Perceiving 3D structures from RGB images based on CAD model primitives can enable an effective, efficient 3D object-based representation of scenes. However, current approaches rely on supervision from expensive annotations of CAD models associated with real images, and encounter challenges due to the inherent ambiguities in the task -- both in depth-scale ambiguity in monocular perception, as well as inexact matches of CAD database models to real observations. We thus propose DiffCAD, the first weakly-supervised probabilistic approach to CAD retrieval and alignment from an RGB image. We formulate this as a conditional generative task, leveraging diffusion to learn implicit probabilistic models capturing the shape, pose, and scale of CAD objects in an image. This enables multi-hypothesis generation of different plausible CAD reconstructions, requiring only a few hypotheses to characterize ambiguities in depth/scale and inexact shape matches. Our approach is trained only on synthetic data, leveraging monocular depth and mask estimates to enable robust zero-shot adaptation to various real target domains. Despite being trained solely on synthetic data, our multi-hypothesis approach can even surpass the supervised state-of-the-art on the Scan2CAD dataset by 5.9% with 8 hypotheses.

Figures (9)

• Figure 1: Method Overview. To facilitate multi-hypothesis reasoning for CAD model retrieval and alignment to a single image, we employ diffusion modeling over scene scale, object pose, and shape. From an input RGB image, we employ machine-generated estimates of depth and instance segmentation. From the estimated depth, we estimate scene scales with $\Phi_s$. $\Phi_n$ uses the back-projected estimated depth of each detected object to output hypotheses for its Normalized Object Coordinates (NOCs). $\Phi_z$ then uses the estimated NOCs to predict the object shape as a latent vector that can be used for retrieval. Our probabilistic modeling also enables robust real-world CAD retrieval and alignment while training only on synthetic data.
• Figure 2: Multi-hypothesis nature of NOC. The symmetry in object geometry and the incomplete perception can lead to multiple feasible alignments, which we characterize in our probabilistic, diffusion-based approach.

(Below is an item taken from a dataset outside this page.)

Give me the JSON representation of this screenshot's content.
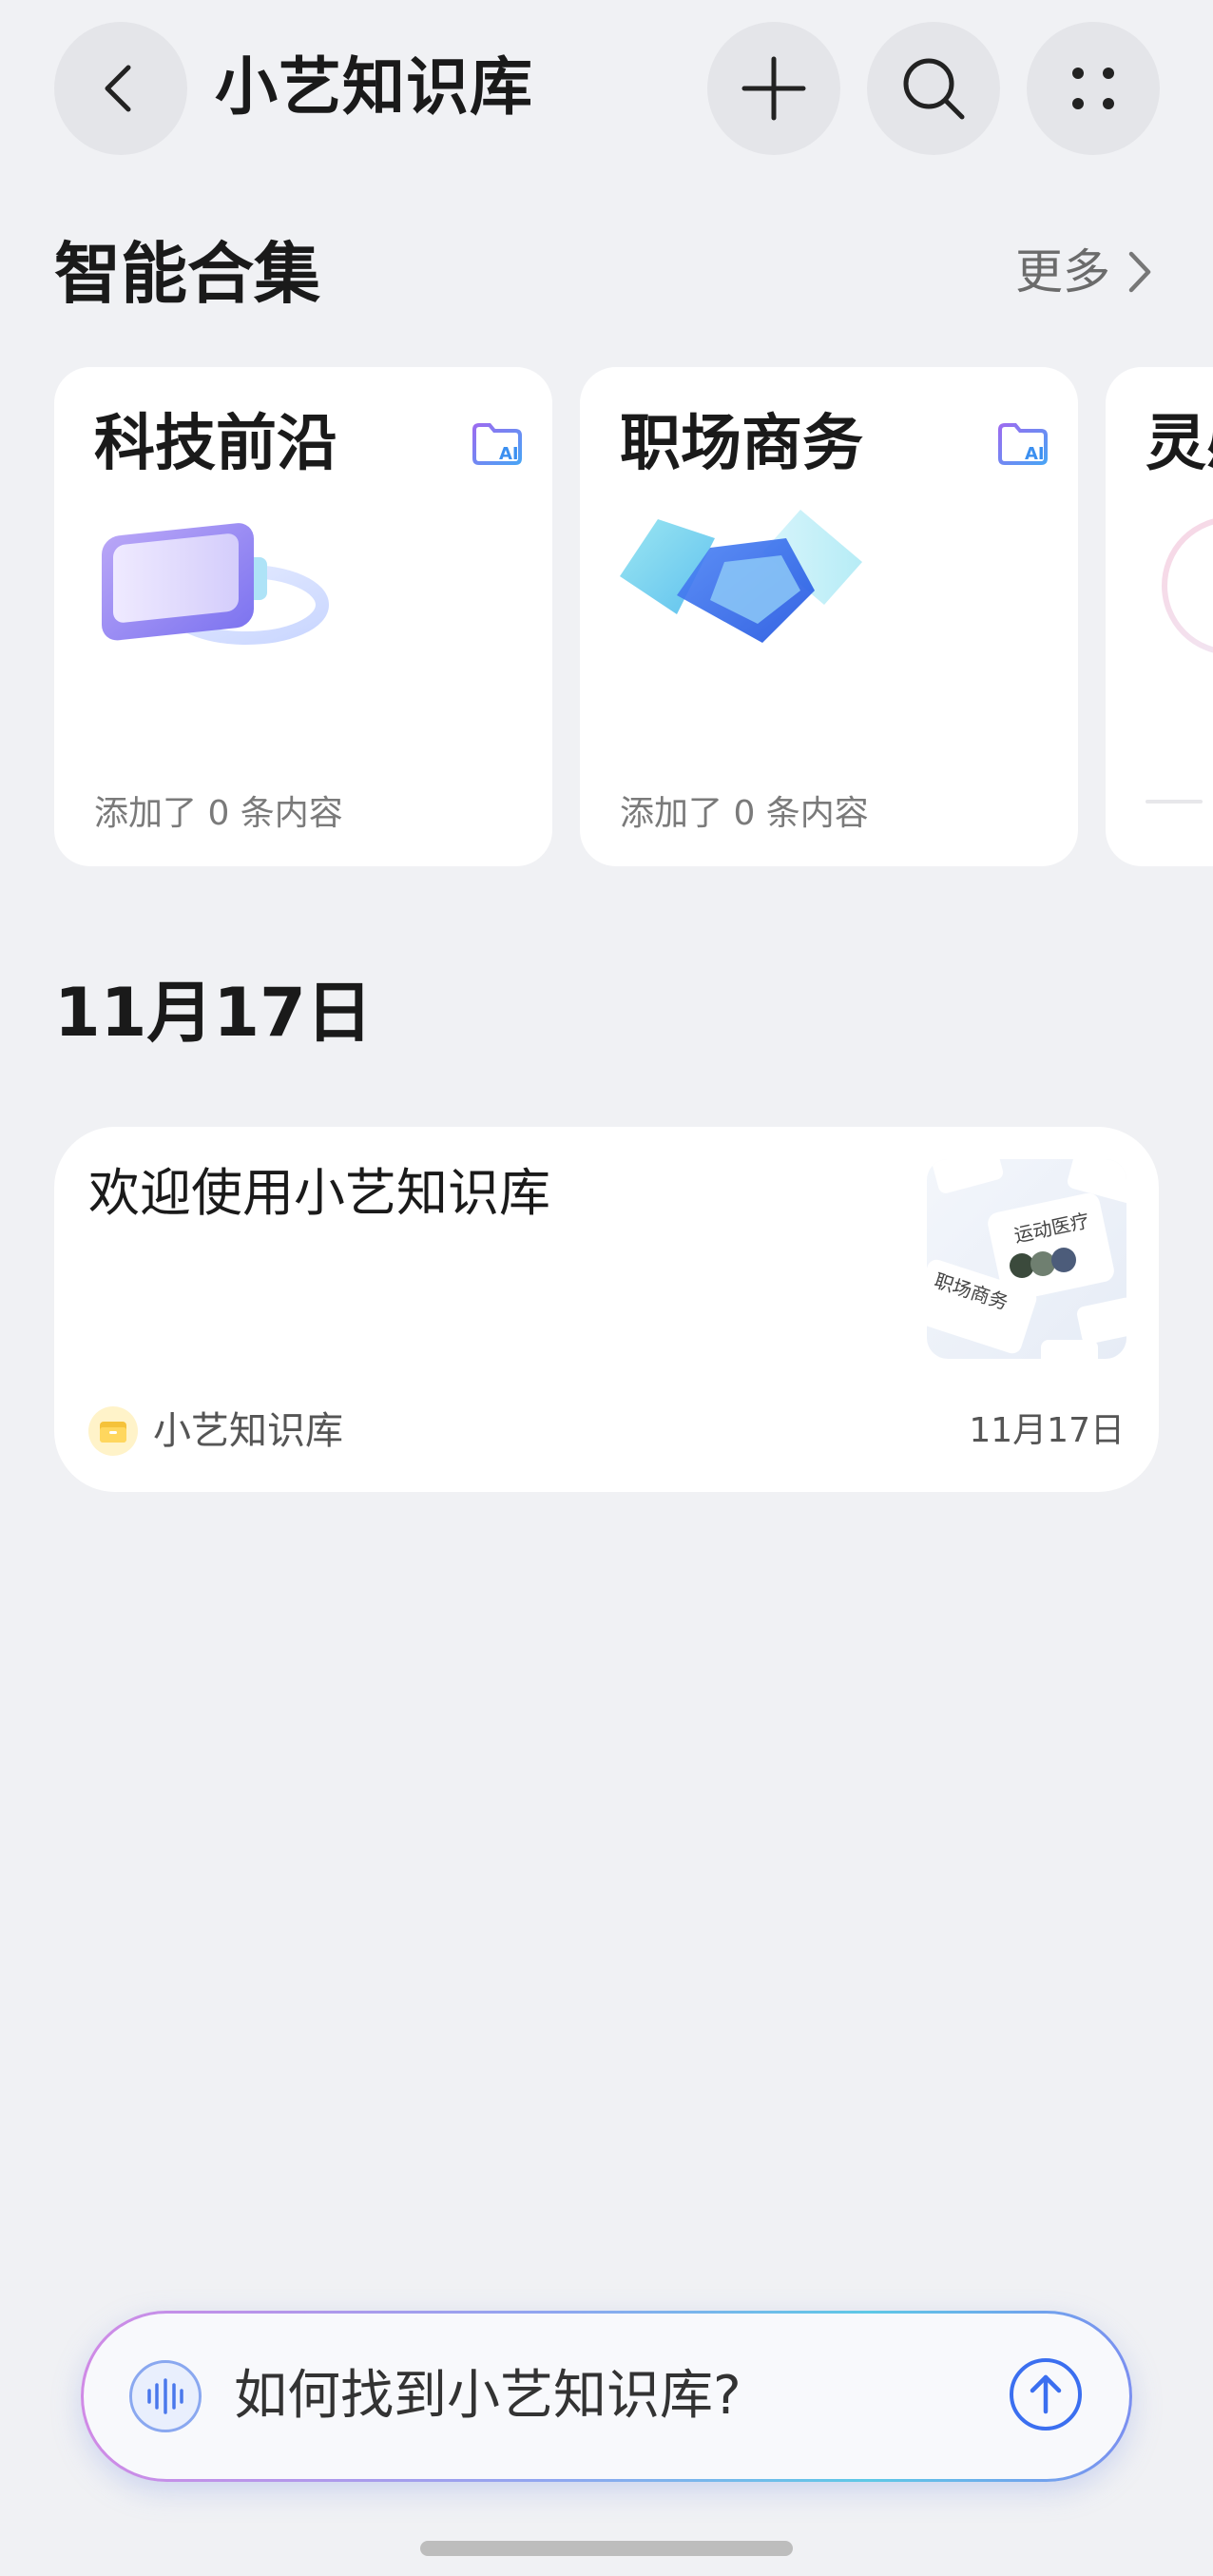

• Figure 3: Qualitative Comparison on ScanNet images dai2017scannetavetisyan2019scan2cad. Our weakly-supervised probabilistic approach produces more representative retrieval and alignment, even under strong occlusions (bottom), compared with in-domain supervised methods gumeli2022rocalanger2022sparc.
• Figure 4: Qualitative Results on ScanNet images. Our probabilistic approach shows multi-feasible sets of object shape and pose pairs given the ambiguities in monocular perception. Left-bottom: The two hypotheses corresponding to the smallest and largest scene scale reconstructions follow possible depth-scale ambiguity from the camera view.
• Figure 5: Qualitative Results on ARKit images. Our approach presents robust retrieval and alignment to various scenes, reconstructing the scene with multi-feasible sets of object shape and pose pairs given the ambiguities in monocular perception. Dotted: The three hypotheses corresponding to the different scene scales.